He is the only Australian- based scientist working on the mission.
Most nights, when others are sleeping, Professor de Souza is telling the rovers where to move.
Mars was selected as a planet with potential life in 1969 when water channels were discovered by Mariner spacecraft.
"Where there is water, there is the potential to be life," Professor de Souza said.
In 1976, the Vikings satellites were sent to the red planet in search of water.
"But when they landed they just found desert," Professor de Souza said.
"There were no bushes, nothing, and, worse the rocks they found were primary rocks, which would dissolve quickly with the presence of water, so they wouldn't have seen water in their life."
In 1984, NASA found a tiny meteorite in Antarctica which had come from Mars.
"This meteorite was made of carbonate and carbonate needs water to be formed," Professor de Souza said.
"That discovery was so important as it was the most credible evidence we had of life beyond Earth."
So NASA started researching again with Mars Pathfinder, a microwave oven-size rover, which only found the same desert the Vikings satellite had.
However, NASA scientists were sure about the evidences of water.
"We just landed at the wrong place," Professor de Souza said.
New satellites were sent to Mars again to register detailed images of its surface and to select new places to explore.
Then on July 7, 2003, a rocket containing a rover called Spirit was launched to Mars.
It took three attempts for the rocket to be launched from Florida as no one could be near it.
"The distance we had to be was about the same as from Beauty Point to Launceston CBD," Professor de Souza said.
"We had to stop it one time because there were fishermen too close."
Seven months later, on January 3, 2004, Spirit landed on Mars.
But all scientists had discovered within a few weeks were the same rocks the Vikings and Pathfinder had in 1976 and 1997.
So another rover, called Opportunity, landed three weeks after and soon extended the initial three- month project to one about to celebrate its 10th anniversary.
"Opportunity landed in a small crater in an area about the same size of an auditorium," Professor de Souza said.

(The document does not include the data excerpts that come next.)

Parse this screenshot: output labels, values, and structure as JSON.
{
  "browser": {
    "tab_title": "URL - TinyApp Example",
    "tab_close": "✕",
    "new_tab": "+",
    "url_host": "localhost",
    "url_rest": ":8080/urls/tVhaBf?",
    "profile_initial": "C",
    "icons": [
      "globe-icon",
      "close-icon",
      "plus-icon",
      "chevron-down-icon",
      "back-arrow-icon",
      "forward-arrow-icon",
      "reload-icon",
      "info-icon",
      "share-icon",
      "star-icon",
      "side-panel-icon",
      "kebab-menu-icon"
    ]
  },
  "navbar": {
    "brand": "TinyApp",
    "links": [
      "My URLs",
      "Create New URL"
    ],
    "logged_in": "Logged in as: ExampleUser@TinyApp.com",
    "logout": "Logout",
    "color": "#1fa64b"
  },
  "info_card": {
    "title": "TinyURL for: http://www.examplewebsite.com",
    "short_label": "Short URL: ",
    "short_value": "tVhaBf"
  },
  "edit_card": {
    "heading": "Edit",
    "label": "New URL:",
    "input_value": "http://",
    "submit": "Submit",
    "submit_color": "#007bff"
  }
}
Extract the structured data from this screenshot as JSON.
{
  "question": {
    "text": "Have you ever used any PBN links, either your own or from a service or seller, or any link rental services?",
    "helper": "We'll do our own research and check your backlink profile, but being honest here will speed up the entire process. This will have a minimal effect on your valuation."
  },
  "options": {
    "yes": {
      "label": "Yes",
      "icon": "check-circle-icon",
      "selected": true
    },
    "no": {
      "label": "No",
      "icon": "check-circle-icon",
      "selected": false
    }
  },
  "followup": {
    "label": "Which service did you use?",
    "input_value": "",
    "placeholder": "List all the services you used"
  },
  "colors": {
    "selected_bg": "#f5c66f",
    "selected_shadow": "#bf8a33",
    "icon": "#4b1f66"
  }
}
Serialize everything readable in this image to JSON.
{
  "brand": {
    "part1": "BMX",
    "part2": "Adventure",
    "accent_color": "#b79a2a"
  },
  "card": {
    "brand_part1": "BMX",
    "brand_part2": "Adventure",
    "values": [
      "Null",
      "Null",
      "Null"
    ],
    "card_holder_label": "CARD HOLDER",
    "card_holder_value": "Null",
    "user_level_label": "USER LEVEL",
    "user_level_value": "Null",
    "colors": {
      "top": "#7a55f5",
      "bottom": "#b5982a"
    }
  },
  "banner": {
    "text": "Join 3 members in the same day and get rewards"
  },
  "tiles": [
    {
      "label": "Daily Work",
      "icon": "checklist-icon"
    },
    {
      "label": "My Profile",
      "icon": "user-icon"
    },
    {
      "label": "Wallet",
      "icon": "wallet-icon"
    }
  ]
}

"We saw an interesting outcrop on the other side of the crater, so what we did, was go to that side and analyse it and what we found was a completely different situation.
"It was a rock made of two minerals, hematite and jarosite, that need water to be formed.
"We also found a lot of what we call blue berries, mineral spheres which are found in the bottom of the oceans on Earth."
That raised questions about whether there had been an ocean there.
The team found a bigger crater, called Victoria, where it discovered an eight-metre deposit of hematite and jarosite.
"That means we definitely had an ocean there for thousands of years," Professor de Souza said.
"What surprised us was this ocean was most likely to be very acidic [with a value worse than vinegar] because of rich sulphate and fluoride presence."
Meanwhile, Spirit found its first breakthrough: a rock made of amorphous silica like Australian opals.
The silica-rich deposits were evidence of a hot spring, like in Yellowstone National Park, in the US, or New Zealand's Rotorua.
"That was a huge discovery, because you'd have nutrients, energy, water, which is a perfect environment for life," Professor de Souza said.
"There is no hot spring on Earth where you won't find a lot of life, so that's probably a place we need to visit in the future and bring back some of these samples to Earth to study."
Spirit has since got stuck in the sand and is unable to move, but Opportunity is still roving its way around Mars exploring a 22-kilometre wide crater called Endeavour.
Professor de Souza still receives photos from Opportunity each day.
The equipment used for these rovers is one which is being used to analyse the environment in Tasmania by University of Tasmania students.
"We adapted one of the chemical analysers to one of the submarines from CSIRO and we determined areas where heavy metals are present in the Derwent estuary," Professor de Souza said.
"This is great for UTAS students as they have the chance to work with unique data from Mars."
He said with the Mars project he would like the Endeavour crater to be explored more to find out about the extent of the water.
Professor de Souza will continue to work for the rest of his life to find the answers and he believes in time, people will travel to Mars.
"But it will take them nine months to get there and they'll have to stay on the planet for a year," he said.